Broader Enforcement Landscape

Rustichelli's annual report highlights that the AGCM concluded 21 competition proceedings in total during 2025. The three flagship cases—oil cartels, Apple's ATT, and Meta's WhatsApp terms—collectively account for the bulk of the €1.4 billion penalty haul.

The authority's focus on digital markets is deliberate. Rustichelli emphasized that three of the major investigations were aimed at "safeguarding the proper functioning of digital markets," a priority area as Italy implements the EU's Digital Markets Act and grapples with platform dominance, data portability, and algorithmic transparency.

For residents, the enforcement push translates into tangible outcomes: lower barriers for app developers, more competitive AI services, and potential price relief at fuel pumps. But appeals are likely to drag on for years, and actual changes in corporate behavior may lag behind the headlines.

Impact on Expats and Investors

Foreign investors and multinational firms operating in Italy should take note of the AGCM's increasingly assertive stance. The authority is not shying away from confronting global tech leaders or domestic industrial giants, and the scale of penalties—approaching 10% of turnover in some cases—carries real financial risk.
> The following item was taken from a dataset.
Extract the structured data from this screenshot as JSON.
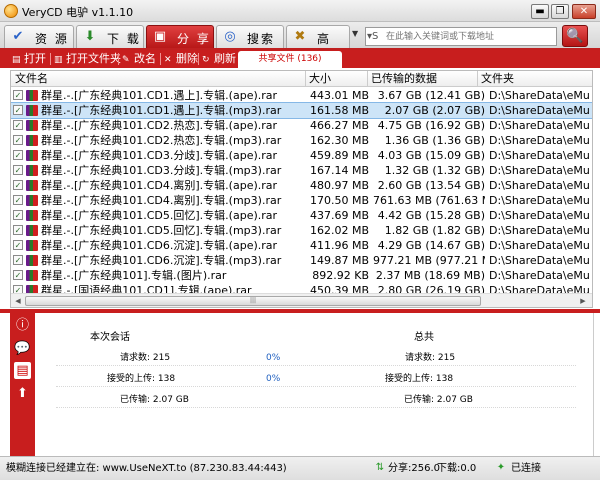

For expatriates and business owners, the Meta case is especially relevant. Many small and medium enterprises use WhatsApp Business to communicate with customers, and the AGCM's intervention ensures that third-party AI tools remain accessible for automating customer interactions, managing inquiries, and scaling operations without locking into Meta's proprietary ecosystem.

The Apple ruling, meanwhile, could reshape how iOS app developers approach ad-based revenue models, potentially leading to more competitive app marketplaces and lower subscription costs over time.

What Comes Next

All three major cases are subject to appeals, which will likely wind through Italy's administrative courts and potentially escalate to the EU Court of Justice. Meta and Apple have both signaled they will contest the decisions vigorously, and the oil companies have similarly pledged to fight the cartel findings.

In the meantime, the AGCM's 2025 enforcement blitz sets a clear precedent: dominant players—whether in energy, technology, or digital platforms—will face scrutiny, and violations will carry billion-euro consequences. For consumers and businesses alike, the message is that Italy's competition authority is playing an active role in shaping market dynamics, even as legal battles continue behind the scenes.